Restoring Ecosystems from the Ground Up 

posted in: Local Conservation, Plants | 0

Our goal as working conservationists is to help protect and restore the living treasures that share our world. Protecting plants and animals that cannot speak for themselves is difficult enough, as exemplified by the movement in the 1960s and 1970s following Rachel Carson’s Silent Spring to protect our natural systems from toxic pesticides. However, once protections are in place, we can generally expect that they will continue to work. The restoration component is seldom as straightforward; species that have disappeared from an area won’t return until the reason for their disappearance is understood and corrected. Even then, restored ecosystems require constant monitoring as they establish themselves to ensure that they remain healthy and viable. 

For this reason and others, ecological restoration is often a slow process. The first step, in most cases, it to establish the right plants. As primary producers, plants form the foundation for the species of fungi, invertebrates, and larger animals that will hopefully use the habitat in the future. That’s why we talk so much about our wildflower and native plant projects; our true goal is to restore entire ecosystems of rare native species, but you have to start with the plants! 

Several newly-transplanted stems of green plants stand in a fenced-in area of recently-disturbed soil and mulch.
Newly planted New England blazing stars (Liatris novae-angliae), a rare wildflower that ZNE has reintroduced at several sites where it was historically present. Photo credit: Matthew Kamm

Fortunately, our efforts are already starting to bear fruit. Our annual surveys of native plantings that we’ve re-introduced across the state have shown that our plants are not just surviving, but thriving. Even better, we’ve documented the presence of native insects using those plants, which means that before long, the animals that feed on those insects in turn will start to appear. One such exciting insect visitor is the ornate bella moth (Utethesia ornatrix). 

These handsome, colorful moths are day-flying, unlike many other moth species, and they specialize in a family of legume plants called rattlebox (genus Crotalaria). Rattlebox has poisonous alkaloid compounds that make it inedible to most insects, but ornate bella moth caterpillars are specially adapted to isolate and store those toxins in their own bodies, effectively co-opting the plant’s defensive system for themselves! Our wildflower restoration site in Concord, MA has a small but healthy population of flowering rattlebox, and we were excited to document this ornate bella moth flying around the site. 

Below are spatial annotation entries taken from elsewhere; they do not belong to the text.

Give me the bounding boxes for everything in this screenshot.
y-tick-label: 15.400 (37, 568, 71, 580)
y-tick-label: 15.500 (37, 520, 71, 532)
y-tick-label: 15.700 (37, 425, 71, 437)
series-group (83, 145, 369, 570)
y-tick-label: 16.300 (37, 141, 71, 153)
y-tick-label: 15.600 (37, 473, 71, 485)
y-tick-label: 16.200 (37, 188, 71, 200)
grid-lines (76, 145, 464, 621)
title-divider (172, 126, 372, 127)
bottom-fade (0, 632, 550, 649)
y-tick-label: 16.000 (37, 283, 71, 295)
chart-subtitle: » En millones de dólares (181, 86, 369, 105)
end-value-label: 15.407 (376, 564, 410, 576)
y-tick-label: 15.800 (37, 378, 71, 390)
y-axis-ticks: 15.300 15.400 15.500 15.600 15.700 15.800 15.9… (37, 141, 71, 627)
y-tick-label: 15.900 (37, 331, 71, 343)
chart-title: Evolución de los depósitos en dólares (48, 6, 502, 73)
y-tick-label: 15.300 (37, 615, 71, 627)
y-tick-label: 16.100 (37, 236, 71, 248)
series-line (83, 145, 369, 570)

A white moth with subtle black and orange patterns on its folded wings sits on the blossoming flower-head of a black-eyed susan. The flower is viewed from above, with brown and green grass stems visible below.
An ornate bella moth (Utethesia ornatrix) visiting a flower at one of our wildflower restoration sites. Photo credit: Sharon Lowe.
An orange and black monarch butterfly, viewed from the side, is hanging off the firework-shaped purple blossom of a New England blazing star. Several other blossoms from the same plant occupy the upper left corner of the photo.

No less exciting was this familiar monarch butterfly visiting one of our New England blazing-stars (Liatris novae-angliae). Migratory monarchs were once one of the most common butterflies across North America, but their numbers have declined precipitously in the last few decades. According to IUCN, which recently listed migratory monarch butterflies as Endangered, eastern populations of this iconic species declined by a staggering 84% from 1996 to 2014. Providing sources of nectar all along the migration routes can help more monarchs survive their incredible journey south, as well as helping our resident (non-migratory) monarchs.